While there is much a PM can be doing to prepare for this support & maintenance phase, it helps to have these two key elements figured out very early in the process – the monitoring process and the stakeholder expectations.

Given the recent pace of the background rate of change and the ongoing maintenance costs associated with ML products, PMs will need a comprehensive live monitoring framework that enhances responsiveness and ensures long-term system reliability. And it’s best to be thinking about this early on when a PM can still influence the data streams, production impact, and stakeholder expectations.

Start thinking about stakeholder expectations early in the process. It may be helpful to build your plan around SLAs, SLOs and SLIs. SLAs (service level agreements) represent your agreement with your users. SLOs (service level objectives) are the goals you aim to achieve in pursuit of the SLA. Service level indicators (SLIs), on the other hand, allow you to measure how well your team is performing against those SLOs.
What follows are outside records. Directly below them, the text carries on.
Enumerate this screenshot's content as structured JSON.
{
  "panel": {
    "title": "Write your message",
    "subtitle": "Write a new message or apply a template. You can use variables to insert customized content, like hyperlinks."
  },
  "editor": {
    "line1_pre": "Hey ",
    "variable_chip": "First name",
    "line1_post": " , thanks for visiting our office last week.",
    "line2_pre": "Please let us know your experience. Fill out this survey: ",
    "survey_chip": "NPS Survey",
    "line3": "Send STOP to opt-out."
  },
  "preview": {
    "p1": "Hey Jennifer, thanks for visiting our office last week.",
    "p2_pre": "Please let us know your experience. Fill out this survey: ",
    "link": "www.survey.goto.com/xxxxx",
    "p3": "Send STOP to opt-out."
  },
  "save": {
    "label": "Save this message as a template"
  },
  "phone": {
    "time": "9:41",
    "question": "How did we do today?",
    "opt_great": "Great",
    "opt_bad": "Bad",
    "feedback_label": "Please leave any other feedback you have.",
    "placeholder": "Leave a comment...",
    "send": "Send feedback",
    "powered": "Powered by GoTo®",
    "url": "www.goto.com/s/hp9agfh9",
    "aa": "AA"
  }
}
In conclusion, as this Field Guide to Machine Learning Product Development has made clear, ML products are complex, unpredictable and extraordinarily difficult to manage. This is as true in the Support and Maintenance stage as it is throughout the lifecycle. It is an exciting challenge, however, and one of the reasons behind us sharing more of what we know about doing this right.


Looking back across the articles in this Field Guide, the key takeaways for PMs would be to start by thinking about the end-to-end lifecycle, identify where early planning and research can help reduce some of that uncertainty, and start planning to get your arms around the complexity.

Those who miss the old camaraderie of the ‘shipping party’ may also want to schedule some time to celebrate milestones with their teams (motorcycles to remain in the parking lots, please).